Application of FTIR and Raman Spectroscopy to Characterisation of Bioactive Materials and Living Cells

I. Notingher,1 J. R. Jones,1 S. Verrier,1,2 I. Bisson,2 P. Embanga,1 P. Edwards,2 J. M. Polak,2 and L. L. Hench1

1Department of Materials, Imperial College of Science, Technology and Medicine, South Kensington Campus, London SW7 2BP, UK
2Tissue Engineering Centre, Imperial College of Science, Technology and Medicine, Chelsea and Westminster Campus, London SW10 9NH, UK

Copyright © 2003 Hindawi Publishing Corporation. This is an open access article distributed under the Creative Commons Attribution License, which permits unrestricted use, distribution, and reproduction in any medium, provided the original work is properly cited.

Abstract

Both Fourier Transform Infrared (FTIR) and Raman spectroscopy have been applied to the in vitro characterisation of biomaterials, mainly surface reactions leading to the formation of a biologically active hydroxycarbonate apatite (HCA) layer on the sample surface when immersed in simulated body fluids (SBF).

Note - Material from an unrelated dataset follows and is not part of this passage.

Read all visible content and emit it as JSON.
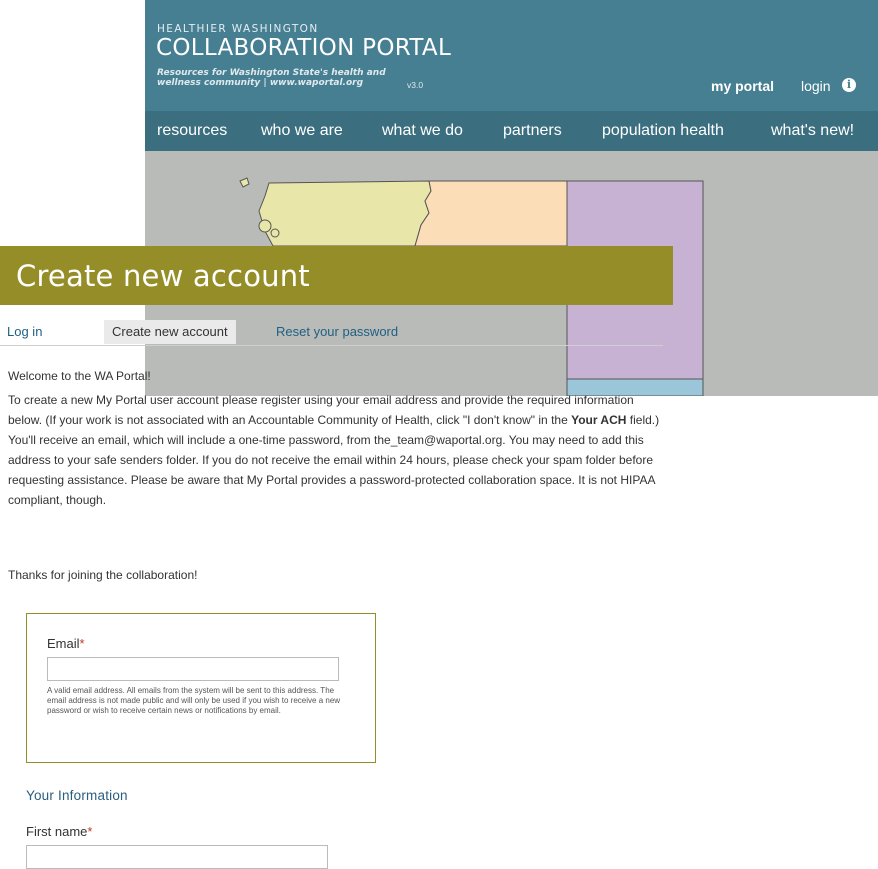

The HCA layer indicates the degree of bioactivity of the sample, because it leads to a strong bond between the biomaterial and living tissue. Reflection measurements using FTIR allow quick, non-destructive detection of the HCA layer for solid and powder samples. Due to the low Raman scattering efficiency and low absorption of water in the visible-near infrared region, Raman micro-spectroscopy was successfully used for the in situcharacterisation of 20 and 40 µm diameter 45S5 Bioglass® fibres. The in situ capabilities of the Raman micro-spectrometer have also been extended to the characterisation of living cells attached on bioinert silica and bioactive 45S5 Bioglass® and 58S substrates. Using a high power 785 nm laser, living cells in physiological conditions can be real-time sampled over long periods of time without inducing cell damage and with good signal strength. Cell death can be monitored because it proved to induce strong changes in the Raman signature in the spectral regions 1000–1150 cm–1 and 1550–1650 cm–1.